If this was true, then it was possible that I was living in such a twilight realm myself and had been the cause of a strange shower in another world. The tiny man had obviously been trying to collect one of the falling kittens as proof of his bizarre experience. Probably he would have as much difficulty convincing his neighbours and friends of my existence as I would have convincing my own neighbours and friends of his. I decided to say nothing and to resume my mundane life without ever mentioning even the submerged cottage again.
As I approached the door of my house, I heard a thud behind me. I looked over my shoulder and saw the body of a tiny man slumped in the bushes. I thought at first that my diminutive neighbour had tried to follow me and had drowned in the air. But then another body fell into another clump of bushes and I looked up. The sky was full of little men sliding through the atmosphere with weights tied to their feet. And higher still, to my complete amazement, the face of an enormous kitten gazed down at me with eyes the size of seas.
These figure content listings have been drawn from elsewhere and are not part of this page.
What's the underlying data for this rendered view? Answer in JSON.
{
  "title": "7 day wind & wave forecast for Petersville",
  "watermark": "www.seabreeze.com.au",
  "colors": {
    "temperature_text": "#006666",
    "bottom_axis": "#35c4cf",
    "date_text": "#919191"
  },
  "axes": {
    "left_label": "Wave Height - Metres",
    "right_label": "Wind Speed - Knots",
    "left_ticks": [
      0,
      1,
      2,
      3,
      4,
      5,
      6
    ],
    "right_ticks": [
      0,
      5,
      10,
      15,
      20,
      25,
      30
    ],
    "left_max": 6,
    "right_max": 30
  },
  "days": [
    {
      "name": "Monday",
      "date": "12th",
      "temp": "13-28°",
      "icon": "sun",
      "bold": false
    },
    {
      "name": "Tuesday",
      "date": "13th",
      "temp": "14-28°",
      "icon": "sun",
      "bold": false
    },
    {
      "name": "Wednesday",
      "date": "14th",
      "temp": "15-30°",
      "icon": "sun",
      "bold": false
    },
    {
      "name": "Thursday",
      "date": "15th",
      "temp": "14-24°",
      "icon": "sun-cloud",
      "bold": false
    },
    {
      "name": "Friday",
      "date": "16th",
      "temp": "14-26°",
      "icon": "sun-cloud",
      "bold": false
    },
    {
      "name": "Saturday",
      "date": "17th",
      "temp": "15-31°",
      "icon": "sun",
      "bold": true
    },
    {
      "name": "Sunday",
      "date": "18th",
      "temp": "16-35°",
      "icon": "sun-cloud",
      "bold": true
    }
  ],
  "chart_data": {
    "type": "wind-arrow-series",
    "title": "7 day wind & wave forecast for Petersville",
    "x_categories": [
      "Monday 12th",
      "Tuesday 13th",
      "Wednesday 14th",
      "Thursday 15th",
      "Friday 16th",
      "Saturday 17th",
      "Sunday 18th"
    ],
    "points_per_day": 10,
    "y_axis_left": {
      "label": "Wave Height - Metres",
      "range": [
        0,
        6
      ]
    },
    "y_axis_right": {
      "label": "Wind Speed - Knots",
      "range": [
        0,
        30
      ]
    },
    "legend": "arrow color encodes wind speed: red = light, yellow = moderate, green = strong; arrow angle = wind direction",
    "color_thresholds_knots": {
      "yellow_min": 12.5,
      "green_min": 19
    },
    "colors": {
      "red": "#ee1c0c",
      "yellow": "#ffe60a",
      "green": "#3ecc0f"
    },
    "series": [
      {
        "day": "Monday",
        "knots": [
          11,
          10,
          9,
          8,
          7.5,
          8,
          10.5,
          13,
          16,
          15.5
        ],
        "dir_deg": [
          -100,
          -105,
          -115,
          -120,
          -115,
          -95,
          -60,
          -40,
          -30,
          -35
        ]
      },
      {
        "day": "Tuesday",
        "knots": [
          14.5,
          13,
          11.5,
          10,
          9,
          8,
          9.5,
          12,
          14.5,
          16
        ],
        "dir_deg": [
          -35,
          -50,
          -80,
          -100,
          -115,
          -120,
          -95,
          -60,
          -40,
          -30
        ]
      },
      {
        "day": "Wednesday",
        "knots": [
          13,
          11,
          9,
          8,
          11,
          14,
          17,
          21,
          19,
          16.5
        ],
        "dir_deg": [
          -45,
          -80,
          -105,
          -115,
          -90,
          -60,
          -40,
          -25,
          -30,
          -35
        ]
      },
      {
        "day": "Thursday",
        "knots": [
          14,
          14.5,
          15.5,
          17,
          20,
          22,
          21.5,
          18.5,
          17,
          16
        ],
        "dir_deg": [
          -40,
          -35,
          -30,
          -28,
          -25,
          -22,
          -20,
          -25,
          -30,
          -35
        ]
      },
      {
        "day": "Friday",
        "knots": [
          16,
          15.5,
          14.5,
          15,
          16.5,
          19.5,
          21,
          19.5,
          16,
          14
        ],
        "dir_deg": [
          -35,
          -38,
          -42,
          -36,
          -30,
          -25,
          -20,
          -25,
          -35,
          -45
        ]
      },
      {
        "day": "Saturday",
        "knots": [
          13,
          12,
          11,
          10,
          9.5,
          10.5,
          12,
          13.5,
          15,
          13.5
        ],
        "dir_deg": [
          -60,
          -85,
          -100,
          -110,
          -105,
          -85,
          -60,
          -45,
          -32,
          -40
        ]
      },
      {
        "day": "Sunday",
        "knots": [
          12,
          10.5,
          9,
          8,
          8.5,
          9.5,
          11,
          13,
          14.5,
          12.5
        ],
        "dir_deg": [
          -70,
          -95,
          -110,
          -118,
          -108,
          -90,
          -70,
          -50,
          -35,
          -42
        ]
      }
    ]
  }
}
My first reaction was to rush into my house and return with my wife, so that there would be at least one other witness to this miracle. However, it occurred to me that if I could simply catch one of the tiny men alive it would be evidence enough. I had no nets, but I could use the old-fashioned method. I had a sudden ludicrous image of a host of different dimensions impinging on each other, kittens hurling down men, men hurling down snakes, snakes hurling down frogs and frogs hurling down kittens...
I called out to my wife and then opened my mouth wider. My long sticky tongue snatched the little men from the air before they hit the ground and I stacked them in a little pile by my side. Naturally I swallowed a few. Life in the margins of reality does seem to have its advantages. It is not every day that guests just drop in for dinner.